Wie der Senat entschieden hat (Urteil in BFHE 147, 184, 187, BStBl II 1986, 765), wird ein im Inland eingesetztes gebietsfremdes Fahrzeug, solange es aufgrund der verkehrsrechtlichen Vorschriften zum vorübergehenden Verkehr zugelassen ist, nicht ohne die verkehrsrechtlich vorgeschriebene Zulassung, damit nicht widerrechtlich benutzt. Für einen gebietsfremden Anhänger (mit ausländischem Zulassungsschein), der einen regelmäßigen Standort im Inland erhalten hat, beginnt die Jahresfrist mit dem der Standortbegründung vorangegangenen Grenzübertritt; während der Dauer der Zulassung zum vorübergehenden Verkehr ist das Halten des Fahrzeugs kraftfahrzeugsteuerfrei, soweit dies nach zwischenstaatlichem Recht vorgesehen ist (vgl. hier das deutsch-britische Abkommen vom 5. November 1971 i. V. m. Art. 2 des Zustimmungsgesetzes vom 14. Mai 1973, BGBl II 1973, 340, BStBl I 1973, 495). Es trifft danach nicht zu, daß schon die Inlandsbeheimatung eines vorher im Ausland zugelassenen Anhängers dessen Zulassung zum vorübergehenden Verkehr ausschließt. Vielmehr gestattet die verkehrsrechtliche Regelung in Fällen der Verlegung des Standorts ins Inland die Weiterbenutzung während einer Übergangszeit von einem Jahr. Diese Grundsätze gelten auch, wenn die Standortbegründung im Inland nicht auf Vermietung, sondern auf käuflichem Erwerb beruht (vgl. auch Beschluß des Bayerischen Obersten Landesgerichts vom 19. Dezember 1979 I Ob OWi 583/79, Verkehrsrechts-Sammlung 58, 227, 230).

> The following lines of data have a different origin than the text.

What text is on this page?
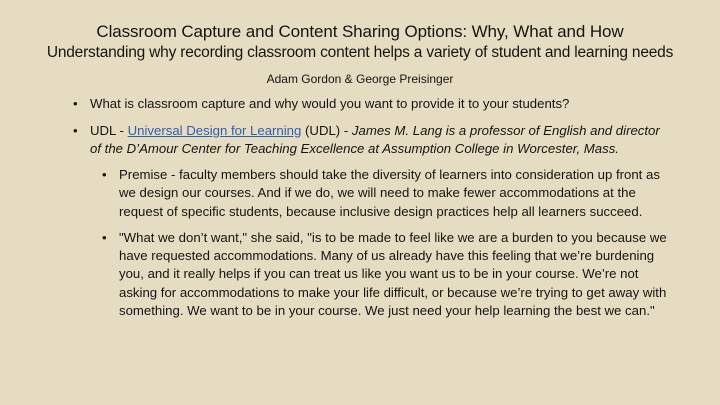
Classroom Capture and Content Sharing Options: Why, What and How
Understanding why recording classroom content helps a variety of student and learning needs

Adam Gordon & George Preisinger

• What is classroom capture and why would you want to provide it to your students?
• UDL - Universal Design for Learning (UDL) - James M. Lang is a professor of English and director of the D’Amour Center for Teaching Excellence at Assumption College in Worcester, Mass.
• Premise - faculty members should take the diversity of learners into consideration up front as we design our courses. And if we do, we will need to make fewer accommodations at the request of specific students, because inclusive design practices help all learners succeed.
• "What we don’t want," she said, "is to be made to feel like we are a burden to you because we have requested accommodations. Many of us already have this feeling that we’re burdening you, and it really helps if you can treat us like you want us to be in your course. We’re not asking for accommodations to make your life difficult, or because we’re trying to get away with something. We want to be in your course. We just need your help learning the best we can."
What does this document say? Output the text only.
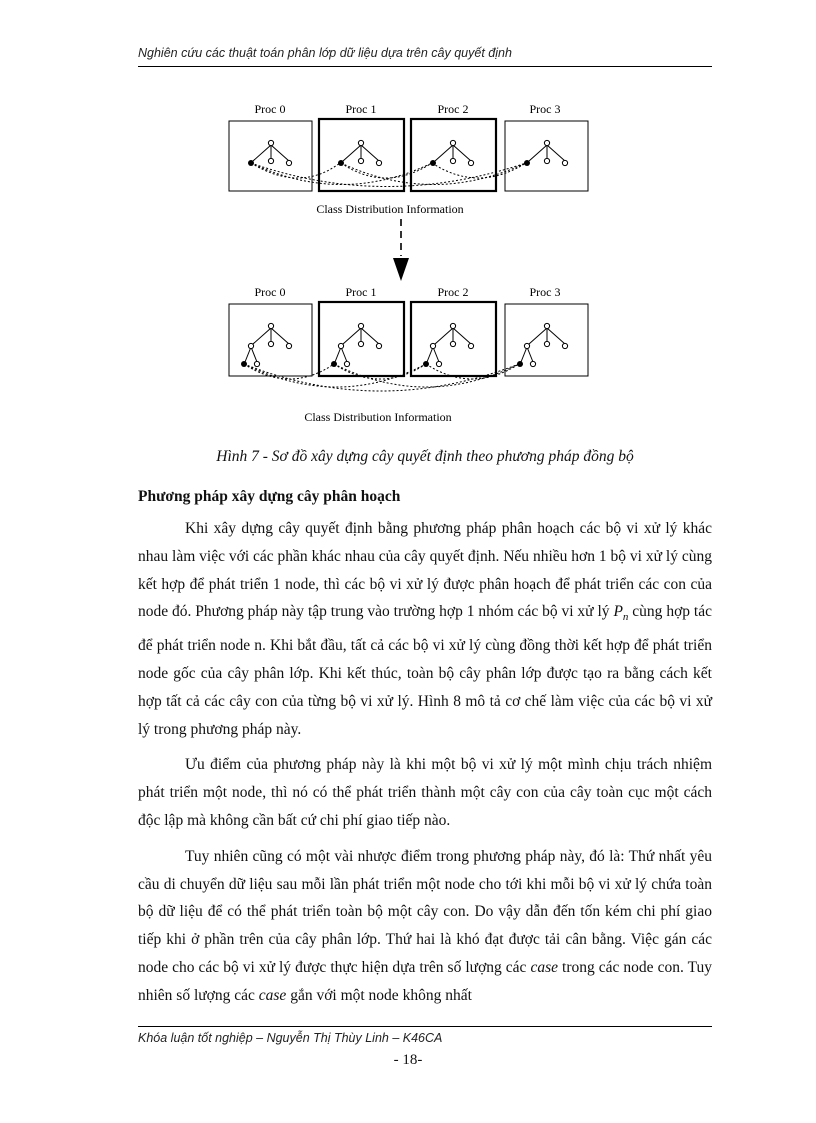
Nghiên cứu các thuật toán phân lớp dữ liệu dựa trên cây quyết định
Proc 0	Proc 1	Proc 2	Proc 3
Class Distribution Information
Proc 0	Proc 1	Proc 2	Proc 3
Class Distribution Information
Hình 7 - Sơ đồ xây dựng cây quyết định theo phương pháp đồng bộ
Phương pháp xây dựng cây phân hoạch

Khi xây dựng cây quyết định bằng phương pháp phân hoạch các bộ vi xử lý khác nhau làm việc với các phần khác nhau của cây quyết định. Nếu nhiều hơn 1 bộ vi xử lý cùng kết hợp để phát triển 1 node, thì các bộ vi xử lý được phân hoạch để phát triển các con của node đó. Phương pháp này tập trung vào trường hợp 1 nhóm các bộ vi xử lý $P_n$ cùng hợp tác để phát triển node n. Khi bắt đầu, tất cả các bộ vi xử lý cùng đồng thời kết hợp để phát triển node gốc của cây phân lớp. Khi kết thúc, toàn bộ cây phân lớp được tạo ra bằng cách kết hợp tất cả các cây con của từng bộ vi xử lý. Hình 8 mô tả cơ chế làm việc của các bộ vi xử lý trong phương pháp này.

Ưu điểm của phương pháp này là khi một bộ vi xử lý một mình chịu trách nhiệm phát triển một node, thì nó có thể phát triển thành một cây con của cây toàn cục một cách độc lập mà không cần bất cứ chi phí giao tiếp nào.

Tuy nhiên cũng có một vài nhược điểm trong phương pháp này, đó là: Thứ nhất yêu cầu di chuyển dữ liệu sau mỗi lần phát triển một node cho tới khi mỗi bộ vi xử lý chứa toàn bộ dữ liệu để có thể phát triển toàn bộ một cây con. Do vậy dẫn đến tốn kém chi phí giao tiếp khi ở phần trên của cây phân lớp. Thứ hai là khó đạt được tải cân bằng. Việc gán các node cho các bộ vi xử lý được thực hiện dựa trên số lượng các case trong các node con. Tuy nhiên số lượng các case gắn với một node không nhất

Khóa luận tốt nghiệp – Nguyễn Thị Thùy Linh – K46CA
- 18-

Im Streitfalle kann nicht ausgeschlossen werden, daß der Anhänger vor seinem Erwerb durch die Klägerin und seiner Stationierung im Inland zum vorübergehenden Verkehr zugelassen war, daß die Voraussetzungen der Steuerbefreiung nach zwischenstaatlichem Recht in dieser Zeit gegeben waren und daß die Jahresfrist nach § 5 IKVO noch während eines Teils des Besteuerungszeitraums lief. Das FG wird die entsprechenden Feststellungen nachzuholen und auf ihrer Grundlage zu entscheiden haben, ob die kraftfahrzeugsteuerrechtliche Inanspruchnahme der Klägerin schon ab 25. Juli 1979 berechtigt ist oder ob die Klägerin die Steuer erst von einem späteren Zeitpunkt an schuldet.